Sunday, February 08, 2009

Poor Chinese, Wealthy Chinese

Examining social phenomena with quantitative methods starts in the west, and most of the commonly used models are based on culture and study in the west. It should be noted that the cultural differences must be taken into account when applying popular models on China studies.

Sixty percent of wealth in the United States are owned by top 5% people. The corresponding figures in China, however, are 70% and 0.4%. When the world is tapping into the 'high personal saving ratio' of Chinese to drive it out of the economic downturn, what people may not have realized is that 80% of the deposits in China are made by 20% of its people. These 80% is unlikely to be spent on normal commodities, and family appliances is not likely to make a dent on it either. The rest 20% is shared by 80% of Chinese people, which equivalents to 3,385 Yuan RMB or $500 per capita. So a bunch Chinese with $500 saving in the bank are going to save the world? Not to say that these group of people will not be making extra spending to jeopardize their very survival.

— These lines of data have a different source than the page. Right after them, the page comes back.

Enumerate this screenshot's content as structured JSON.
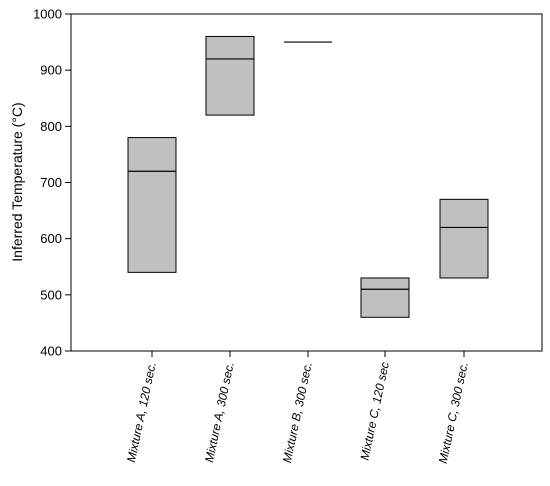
{
  "chart_data": {
    "type": "box",
    "title": "",
    "xlabel": "",
    "ylabel": "Inferred Temperature (°C)",
    "ylim": [
      400,
      1000
    ],
    "yticks": [
      400,
      500,
      600,
      700,
      800,
      900,
      1000
    ],
    "ytick_labels": [
      "400",
      "500",
      "600",
      "700",
      "800",
      "900",
      "1000"
    ],
    "grid": false,
    "legend": "none",
    "box_fill": "#c0c0c0",
    "line_color": "#000000",
    "categories": [
      "Mixture A, 120 sec.",
      "Mixture A, 300 sec.",
      "Mixture B, 300 sec.",
      "Mixture C, 120 sec",
      "Mixture C, 300 sec."
    ],
    "boxes": [
      {
        "low": 540,
        "median": 720,
        "high": 780
      },
      {
        "low": 820,
        "median": 920,
        "high": 960
      },
      {
        "low": 950,
        "median": 950,
        "high": 950
      },
      {
        "low": 460,
        "median": 510,
        "high": 530
      },
      {
        "low": 530,
        "median": 620,
        "high": 670
      }
    ]
  }
}
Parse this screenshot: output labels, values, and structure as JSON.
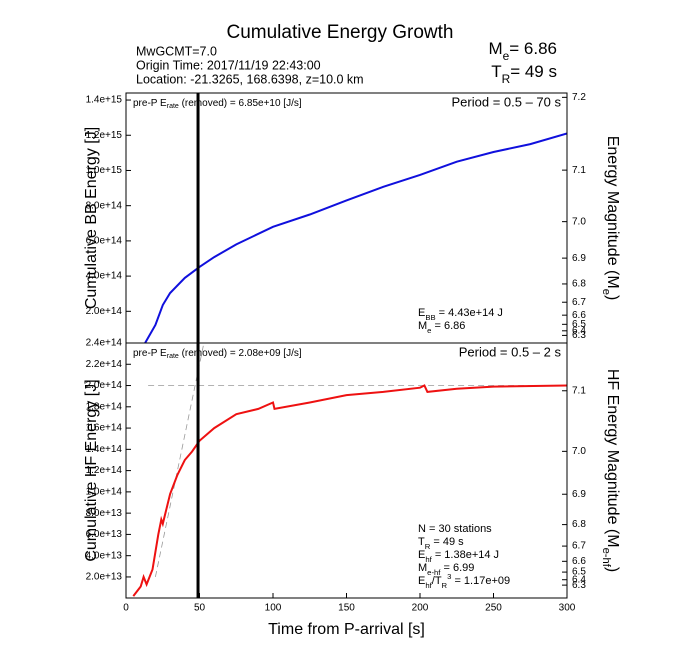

Traditional values and family architecture have helped maintaining stability despite the huge gap between rich and poor, though. In 2007, professor Li Yining of Beijing University announced a new method to calculate the Gini Coefficient. Because the huge income gap between residents live in city and rural areas (72:1), two separate number will be calculated, one represents the Gini Coefficient among city dwellers, while the other represents that of farmers. Finally, a third number is calculated as the mean of the two numbers, and to be used as the official Gini Coefficient of China.